Skandal über Benachteiligung des Parteilinken Sanders durch Parteispitze im Wahlkampf um US-Präsidentschaft

  • Michael Mathes, Philadelphia
  • Lesedauer: 3 Min.
Vor dem Auftakt des Demokraten-Parteitages zur triumphalen Nominierung Hillary Clintons als Kandidatin für die US-Präsidentschaft gab es erst einmal richtig Ärger.

Der Parteitag der US-Demokraten wird von einem E-Mail-Skandal überschattet: Einen Tag vor Beginn des Treffens, bei dem Hillary Clinton offiziell als Präsidentschaftskandidatin nominiert werden soll, kündigte Parteichefin Debbie Wasserman Schultz am Sonntag ihren Rücktritt an. Sie zog damit die Konsequenzen aus der Veröffentlichung interner E-Mails, die die ablehnende Haltung der Parteiführung gegenüber Clintons früheren Rivalen Bernie Sanders beweisen.

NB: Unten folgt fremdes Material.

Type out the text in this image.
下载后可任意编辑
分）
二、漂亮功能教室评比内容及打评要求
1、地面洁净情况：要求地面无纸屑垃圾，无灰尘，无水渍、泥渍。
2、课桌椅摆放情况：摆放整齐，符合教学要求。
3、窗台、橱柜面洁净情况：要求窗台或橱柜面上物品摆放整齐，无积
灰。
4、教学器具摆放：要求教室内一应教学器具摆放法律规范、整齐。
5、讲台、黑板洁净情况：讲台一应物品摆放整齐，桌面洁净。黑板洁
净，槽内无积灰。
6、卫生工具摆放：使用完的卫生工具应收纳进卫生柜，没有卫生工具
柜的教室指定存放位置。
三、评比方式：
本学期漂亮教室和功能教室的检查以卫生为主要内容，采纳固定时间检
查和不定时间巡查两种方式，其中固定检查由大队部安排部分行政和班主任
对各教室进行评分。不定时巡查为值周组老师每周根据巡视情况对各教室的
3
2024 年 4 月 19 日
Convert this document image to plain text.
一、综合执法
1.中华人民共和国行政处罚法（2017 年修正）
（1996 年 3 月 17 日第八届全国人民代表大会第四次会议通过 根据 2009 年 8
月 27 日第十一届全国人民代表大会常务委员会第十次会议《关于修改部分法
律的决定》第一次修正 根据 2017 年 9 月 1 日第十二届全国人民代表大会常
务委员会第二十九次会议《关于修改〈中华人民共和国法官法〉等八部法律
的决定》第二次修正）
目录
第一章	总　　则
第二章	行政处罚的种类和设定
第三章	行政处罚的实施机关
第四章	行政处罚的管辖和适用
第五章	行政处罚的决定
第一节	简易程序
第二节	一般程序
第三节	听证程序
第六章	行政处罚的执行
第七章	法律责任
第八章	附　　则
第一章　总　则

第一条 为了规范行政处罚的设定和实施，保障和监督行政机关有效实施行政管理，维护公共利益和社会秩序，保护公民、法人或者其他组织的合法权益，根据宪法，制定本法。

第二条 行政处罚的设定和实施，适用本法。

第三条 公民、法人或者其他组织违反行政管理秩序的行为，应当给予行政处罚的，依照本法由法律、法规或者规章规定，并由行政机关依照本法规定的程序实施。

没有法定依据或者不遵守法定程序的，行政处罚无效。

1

Für ihre Partei sei es »das Beste«, wenn sie den Vorsitz nach dem Parteitag in Philadelphia niederlege, erklärte Wasserman Schultz. In ihrer Rücktrittsankündigung bekräftigte sie ihre Unterstützung für Clinton, gegen die Sanders in den Vorwahlen unterlegen war. Clinton sei eine »Freundin, an die ich immer geglaubt habe, und die eine großartige Präsidentin sein wird«, erklärte Wasserman Schultz.

Die Parteiführung der Demokraten soll sich im Vorwahlkampf neutral verhalten. Am Freitag hatte die Enthüllungsplattform Wikileaks aber mehr als 19 000 E-Mails veröffentlicht, die Wasserman Schultz und weitere Mitglieder der Parteiführung als voreingenommen erscheinen ließen.

In einer E-Mail vom 21. Mai erklärte Wasserman Schultz die Kandidatur von Sanders für aussichtslos. In dem E-Mail-Wechsel ging es um Sanders’ Ankündigung, er wolle Wasserman Schultz nach seiner Wahl zum Präsidenten von ihrem Posten ablösen. »Das ist eine alberne Geschichte«, schrieb Wasserman Schultz. »Er wird nicht Präsident werden.«

Andere E-Mails legen den Schluss nahe, die Parteiführung habe Sanders in schlechtem Licht erscheinen lassen wollen. In einer E-Mail vom 5. Mai überlegt etwa der Finanzvorstand der Partei, Brad Marshall, in den konservativen Bundesstaaten Kentucky und West Virginia zu streuen, dass Sanders Atheist ist.

Sanders war als Außenseiter in das Nominierungsrennen gegen die Favoritin Clinton gestartet. Mit seinen Forderungen nach sozialer Gerechtigkeit und Zähmung der Finanzmärkte hatte er rasch eine breite Anhängerschaft vor allem unter jungen linksgerichteten Wählern hinter sich versammelt.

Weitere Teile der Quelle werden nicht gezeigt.